Multikulturalisme dan heterogenitas di jakarta tempo dulu
Abad
19 merupakan masa-masa damai bagi masyarakat kota Jakarta tempo dulu atau yang
dikenal dengan Batavia.
Walaupun ada keributan, tidak ada konflik besar yang
berarti, hanya seperti perselisihan-perselisihan kecil antara golongan pribumi dengan golongan eropa
atau orang-orang cina dengan orang eropa.
Di
masa inilah terjadi percampuradukan budaya atau akulturasi budaya yang menyerap
diantara masyarakat Batavia yang berciri multikultural dan heterogen.
Penghuni
kota Batavia, selain adanya orang-orang Eropa dan belanda, orang eurasia, orang cina, orang portugis hitam atau yang
dikenal dengan orang mardjiker.
orang-orang
Eurasia yang merupakan percampuran antara orang Eropa dan Asia.
Orang Pribumi
dari berbagai suku di nusantara juga menjadi bagian etnisitas kota Batavia.
yang
eksistensi mereka terlihatt dari banyak nama kampung di jakarta, seperti
kampung ambon, kampung bali, dsb.
Banyaknya etnis dan budaya kadangkala menyerap di sebagian budaya dalam
masyarakat di kota tersebut.
Orang-orang
Eurasia pun banyak menyerap tradisi-tradisi melayu dan pribumi lokal.
Begitu
juga orang-orang pribumi yang tidak segan ikut dalam perayaan-perayaan cina
seperti perayaan cap Gomeh yang diadakan setiap tahunnya.
Perayaan
cap Gomeh yang biasa dilakukan oleh orang tionghoa setiap tahunnya, ternyata
juga diikuti sebagian masyarakat Pribumi.
Kaum
wanita dari kalangan Eropa dan Belanda memakai pakaian kebaya dan kain seperti
layaknya orang pribumi , Terutama ketika di rumah.
Hal
inilah yang membuat istri dari Gubernur jenderal Thomas Stamford Raffles
protes.
Ia beranggapan bahwa wanita Eropa harus tampil elegan dan memakai
pakaian selayaknya wanita Eropa.

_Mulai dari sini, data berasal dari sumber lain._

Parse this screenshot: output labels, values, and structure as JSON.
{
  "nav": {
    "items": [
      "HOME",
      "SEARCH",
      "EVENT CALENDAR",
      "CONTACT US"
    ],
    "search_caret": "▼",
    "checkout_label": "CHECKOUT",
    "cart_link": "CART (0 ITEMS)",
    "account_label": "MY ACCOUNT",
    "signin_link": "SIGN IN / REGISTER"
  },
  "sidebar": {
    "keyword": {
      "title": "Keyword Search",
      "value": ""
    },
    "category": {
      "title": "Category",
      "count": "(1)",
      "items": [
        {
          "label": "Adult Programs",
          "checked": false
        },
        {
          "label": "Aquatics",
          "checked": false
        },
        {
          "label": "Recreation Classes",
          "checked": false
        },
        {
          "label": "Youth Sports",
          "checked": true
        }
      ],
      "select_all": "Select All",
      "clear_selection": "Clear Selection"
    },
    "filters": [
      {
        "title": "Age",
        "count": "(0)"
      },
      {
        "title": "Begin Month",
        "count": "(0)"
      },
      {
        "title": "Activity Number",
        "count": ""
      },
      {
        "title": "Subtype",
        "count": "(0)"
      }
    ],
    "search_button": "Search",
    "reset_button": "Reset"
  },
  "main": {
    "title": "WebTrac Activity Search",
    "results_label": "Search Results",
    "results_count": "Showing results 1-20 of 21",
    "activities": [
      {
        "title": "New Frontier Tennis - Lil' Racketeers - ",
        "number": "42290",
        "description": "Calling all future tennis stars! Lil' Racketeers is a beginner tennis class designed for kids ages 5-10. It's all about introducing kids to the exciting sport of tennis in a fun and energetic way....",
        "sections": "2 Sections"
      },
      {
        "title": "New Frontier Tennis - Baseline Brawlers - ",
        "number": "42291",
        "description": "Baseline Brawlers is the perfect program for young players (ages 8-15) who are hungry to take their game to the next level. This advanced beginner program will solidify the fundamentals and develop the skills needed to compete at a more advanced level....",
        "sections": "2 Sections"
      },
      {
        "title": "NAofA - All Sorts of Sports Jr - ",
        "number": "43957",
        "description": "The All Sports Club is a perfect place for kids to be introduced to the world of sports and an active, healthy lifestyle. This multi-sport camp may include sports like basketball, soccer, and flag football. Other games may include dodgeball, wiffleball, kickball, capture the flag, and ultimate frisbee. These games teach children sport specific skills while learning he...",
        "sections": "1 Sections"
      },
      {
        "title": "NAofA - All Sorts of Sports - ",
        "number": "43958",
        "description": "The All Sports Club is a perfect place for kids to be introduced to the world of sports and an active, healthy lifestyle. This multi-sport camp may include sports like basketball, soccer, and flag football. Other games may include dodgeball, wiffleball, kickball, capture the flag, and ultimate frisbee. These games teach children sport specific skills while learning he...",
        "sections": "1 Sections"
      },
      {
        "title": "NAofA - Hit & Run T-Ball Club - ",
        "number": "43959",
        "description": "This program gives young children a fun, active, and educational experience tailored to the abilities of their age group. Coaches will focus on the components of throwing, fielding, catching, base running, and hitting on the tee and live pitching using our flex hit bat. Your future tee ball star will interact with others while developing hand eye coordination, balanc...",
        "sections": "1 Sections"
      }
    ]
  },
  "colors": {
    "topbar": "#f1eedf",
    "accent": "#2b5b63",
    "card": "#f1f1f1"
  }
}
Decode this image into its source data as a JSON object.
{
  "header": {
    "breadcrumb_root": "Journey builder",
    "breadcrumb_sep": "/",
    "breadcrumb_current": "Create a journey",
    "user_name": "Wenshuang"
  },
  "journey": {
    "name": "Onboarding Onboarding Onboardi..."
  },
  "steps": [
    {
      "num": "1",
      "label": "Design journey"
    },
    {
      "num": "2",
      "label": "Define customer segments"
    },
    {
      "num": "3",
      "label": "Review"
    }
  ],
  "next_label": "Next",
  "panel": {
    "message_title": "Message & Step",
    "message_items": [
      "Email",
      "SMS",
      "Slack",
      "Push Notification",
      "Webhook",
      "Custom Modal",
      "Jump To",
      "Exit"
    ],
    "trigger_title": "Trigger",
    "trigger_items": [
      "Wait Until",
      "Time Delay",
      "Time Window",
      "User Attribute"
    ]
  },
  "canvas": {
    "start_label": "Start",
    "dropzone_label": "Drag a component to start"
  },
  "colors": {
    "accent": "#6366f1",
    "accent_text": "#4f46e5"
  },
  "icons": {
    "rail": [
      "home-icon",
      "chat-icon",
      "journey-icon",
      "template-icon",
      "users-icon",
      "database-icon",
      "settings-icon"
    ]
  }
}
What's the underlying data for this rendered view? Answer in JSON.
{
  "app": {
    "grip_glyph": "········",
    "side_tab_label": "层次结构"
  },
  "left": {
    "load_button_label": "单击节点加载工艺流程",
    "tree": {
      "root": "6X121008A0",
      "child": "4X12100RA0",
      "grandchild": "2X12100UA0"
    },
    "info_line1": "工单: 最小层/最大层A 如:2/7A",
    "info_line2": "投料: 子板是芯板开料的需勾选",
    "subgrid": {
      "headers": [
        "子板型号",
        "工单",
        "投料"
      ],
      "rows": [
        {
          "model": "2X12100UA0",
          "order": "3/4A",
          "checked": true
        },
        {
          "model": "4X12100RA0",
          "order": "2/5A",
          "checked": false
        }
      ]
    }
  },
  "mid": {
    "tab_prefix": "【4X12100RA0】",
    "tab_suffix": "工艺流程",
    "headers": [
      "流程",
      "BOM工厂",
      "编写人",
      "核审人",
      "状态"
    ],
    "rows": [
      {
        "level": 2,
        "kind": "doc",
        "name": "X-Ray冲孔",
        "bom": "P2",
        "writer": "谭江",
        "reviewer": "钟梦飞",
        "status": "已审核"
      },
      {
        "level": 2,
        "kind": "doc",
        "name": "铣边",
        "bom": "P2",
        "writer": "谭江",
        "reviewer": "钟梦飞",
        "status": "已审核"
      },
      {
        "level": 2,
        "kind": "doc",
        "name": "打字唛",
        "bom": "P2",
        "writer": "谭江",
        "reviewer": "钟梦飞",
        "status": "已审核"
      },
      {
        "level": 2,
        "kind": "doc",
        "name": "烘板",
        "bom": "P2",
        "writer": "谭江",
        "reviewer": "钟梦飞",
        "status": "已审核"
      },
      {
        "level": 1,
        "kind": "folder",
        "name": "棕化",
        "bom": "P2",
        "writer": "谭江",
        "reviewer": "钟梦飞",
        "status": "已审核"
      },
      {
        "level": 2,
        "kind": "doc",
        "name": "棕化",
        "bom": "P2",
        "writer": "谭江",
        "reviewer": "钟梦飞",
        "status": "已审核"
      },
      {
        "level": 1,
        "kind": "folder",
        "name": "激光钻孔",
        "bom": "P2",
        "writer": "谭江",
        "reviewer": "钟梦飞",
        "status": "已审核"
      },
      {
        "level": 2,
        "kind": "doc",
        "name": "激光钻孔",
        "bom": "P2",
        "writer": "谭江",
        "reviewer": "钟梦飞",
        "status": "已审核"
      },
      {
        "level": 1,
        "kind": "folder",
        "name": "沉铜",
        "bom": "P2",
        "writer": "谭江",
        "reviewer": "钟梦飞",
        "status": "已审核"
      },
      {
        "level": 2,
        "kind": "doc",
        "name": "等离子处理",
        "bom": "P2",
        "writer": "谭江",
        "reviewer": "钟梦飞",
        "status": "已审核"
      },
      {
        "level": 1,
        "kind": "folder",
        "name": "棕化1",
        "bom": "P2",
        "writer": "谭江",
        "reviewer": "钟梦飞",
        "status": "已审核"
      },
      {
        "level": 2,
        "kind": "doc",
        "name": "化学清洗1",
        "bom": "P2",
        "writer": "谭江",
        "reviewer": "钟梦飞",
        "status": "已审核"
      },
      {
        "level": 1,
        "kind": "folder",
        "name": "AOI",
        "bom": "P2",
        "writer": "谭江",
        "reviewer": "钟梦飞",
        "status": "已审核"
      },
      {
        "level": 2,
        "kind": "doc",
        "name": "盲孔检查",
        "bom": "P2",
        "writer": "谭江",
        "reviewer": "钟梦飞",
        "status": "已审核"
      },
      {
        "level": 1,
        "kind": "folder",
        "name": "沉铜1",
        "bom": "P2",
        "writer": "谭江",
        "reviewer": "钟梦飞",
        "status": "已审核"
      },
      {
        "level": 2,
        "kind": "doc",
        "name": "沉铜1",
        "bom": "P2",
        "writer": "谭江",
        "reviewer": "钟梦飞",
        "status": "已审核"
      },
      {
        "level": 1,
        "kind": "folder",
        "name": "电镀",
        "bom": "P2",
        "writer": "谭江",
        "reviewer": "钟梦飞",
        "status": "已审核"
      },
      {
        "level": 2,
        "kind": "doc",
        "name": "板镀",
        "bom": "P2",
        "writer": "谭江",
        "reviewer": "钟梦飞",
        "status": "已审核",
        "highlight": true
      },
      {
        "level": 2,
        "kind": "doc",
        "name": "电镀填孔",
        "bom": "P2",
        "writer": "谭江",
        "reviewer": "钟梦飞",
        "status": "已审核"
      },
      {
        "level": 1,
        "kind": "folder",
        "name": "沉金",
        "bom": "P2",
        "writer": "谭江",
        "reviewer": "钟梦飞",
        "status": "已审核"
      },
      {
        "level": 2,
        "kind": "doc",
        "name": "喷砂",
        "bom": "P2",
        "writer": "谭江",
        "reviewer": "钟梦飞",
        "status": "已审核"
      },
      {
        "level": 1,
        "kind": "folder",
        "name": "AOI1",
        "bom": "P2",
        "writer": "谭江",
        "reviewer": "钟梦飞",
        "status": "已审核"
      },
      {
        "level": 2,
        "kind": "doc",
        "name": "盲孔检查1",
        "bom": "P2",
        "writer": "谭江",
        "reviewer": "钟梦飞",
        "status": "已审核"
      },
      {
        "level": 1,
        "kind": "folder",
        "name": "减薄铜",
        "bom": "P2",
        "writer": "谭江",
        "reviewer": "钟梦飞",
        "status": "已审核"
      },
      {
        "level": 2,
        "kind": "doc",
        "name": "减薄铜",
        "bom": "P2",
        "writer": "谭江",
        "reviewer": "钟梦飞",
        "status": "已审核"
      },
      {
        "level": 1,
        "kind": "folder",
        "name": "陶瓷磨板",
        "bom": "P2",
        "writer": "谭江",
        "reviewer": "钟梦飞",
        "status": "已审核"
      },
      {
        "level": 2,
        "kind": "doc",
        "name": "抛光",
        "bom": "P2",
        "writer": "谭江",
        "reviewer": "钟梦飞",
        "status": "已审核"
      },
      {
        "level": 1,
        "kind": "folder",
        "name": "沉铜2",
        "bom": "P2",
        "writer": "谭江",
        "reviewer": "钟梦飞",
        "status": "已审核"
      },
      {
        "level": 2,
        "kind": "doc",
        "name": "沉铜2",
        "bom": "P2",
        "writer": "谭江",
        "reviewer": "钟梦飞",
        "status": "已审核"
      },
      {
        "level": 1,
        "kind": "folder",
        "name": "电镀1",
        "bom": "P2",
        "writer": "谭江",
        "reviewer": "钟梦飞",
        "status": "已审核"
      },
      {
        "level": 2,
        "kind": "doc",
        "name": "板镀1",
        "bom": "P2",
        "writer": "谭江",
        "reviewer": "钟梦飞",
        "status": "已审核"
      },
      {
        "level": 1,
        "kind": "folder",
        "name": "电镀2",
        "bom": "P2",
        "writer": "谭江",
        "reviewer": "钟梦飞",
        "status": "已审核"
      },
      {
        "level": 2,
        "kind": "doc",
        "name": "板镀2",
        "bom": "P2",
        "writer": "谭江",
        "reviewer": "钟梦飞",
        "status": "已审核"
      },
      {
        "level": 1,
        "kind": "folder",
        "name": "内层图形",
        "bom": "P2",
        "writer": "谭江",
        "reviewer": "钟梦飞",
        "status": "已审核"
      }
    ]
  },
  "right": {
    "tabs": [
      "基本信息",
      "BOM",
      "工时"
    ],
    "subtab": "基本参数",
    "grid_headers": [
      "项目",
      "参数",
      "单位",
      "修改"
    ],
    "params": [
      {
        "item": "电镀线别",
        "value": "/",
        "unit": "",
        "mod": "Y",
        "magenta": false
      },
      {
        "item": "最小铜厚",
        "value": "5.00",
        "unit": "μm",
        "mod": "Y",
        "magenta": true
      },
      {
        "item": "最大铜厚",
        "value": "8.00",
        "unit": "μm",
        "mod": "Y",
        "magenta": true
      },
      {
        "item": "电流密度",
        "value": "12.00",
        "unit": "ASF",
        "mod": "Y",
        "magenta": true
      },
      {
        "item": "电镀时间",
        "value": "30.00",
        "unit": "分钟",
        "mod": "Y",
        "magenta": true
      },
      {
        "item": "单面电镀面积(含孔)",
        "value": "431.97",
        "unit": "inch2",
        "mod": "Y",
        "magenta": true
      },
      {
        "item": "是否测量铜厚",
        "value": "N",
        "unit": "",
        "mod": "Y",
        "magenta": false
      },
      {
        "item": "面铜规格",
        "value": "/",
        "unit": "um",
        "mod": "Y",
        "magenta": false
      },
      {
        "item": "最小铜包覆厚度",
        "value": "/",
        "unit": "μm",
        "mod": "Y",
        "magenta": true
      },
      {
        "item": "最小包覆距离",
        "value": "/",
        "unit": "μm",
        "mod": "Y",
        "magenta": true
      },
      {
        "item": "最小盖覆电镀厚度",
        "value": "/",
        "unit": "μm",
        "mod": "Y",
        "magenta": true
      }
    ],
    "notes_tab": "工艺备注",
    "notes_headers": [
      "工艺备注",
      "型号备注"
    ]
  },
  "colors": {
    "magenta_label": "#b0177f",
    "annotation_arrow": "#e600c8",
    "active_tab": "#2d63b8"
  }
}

Nyonya Raffles mengajak kaum wanita Eropa di
Batavia untuk memakai pakaian eropa.
Tetapi usaha nyonya Raffles tampaknya sia-sia,
karena masih banyak wanita eropa di Batavia yang memakai kebaya dan kain
layaknya perempuan pribumi. Kebaya yang mereka kenakan umumnya berwarna putih.
Orang-orang
Eurasia pun mempelajari tari dan dendang melayu, tampaknya seni khas melayu
menarik sejumlah orang eurasia di batavia Untuk mempelajarinya.
selain
itu ada juga diantara mereka yang mempelajari seni gambus Arab dengan permainan
alat musik yang berbentuk seperti mandolin.
ada
juga diantara orang Eurasia yang belajar musik keroncong yang kadangkala di
lombakan atau dikompetisikan di kota Batavia.
Orang-orang
Eurasia juga menyenangi makanan-makanan yang dijual oleh orang pribumi seperti
kacang goreng, kue-kue dan mereka memakannya sambil berjalan-jalan di sore
hari.
Ya
kota jakarta tempo dulu memang terkenal dengan multikulturalitasnya dengan
penduduknya yang berciri heterogenitas bahkan hingga sampai masa kini.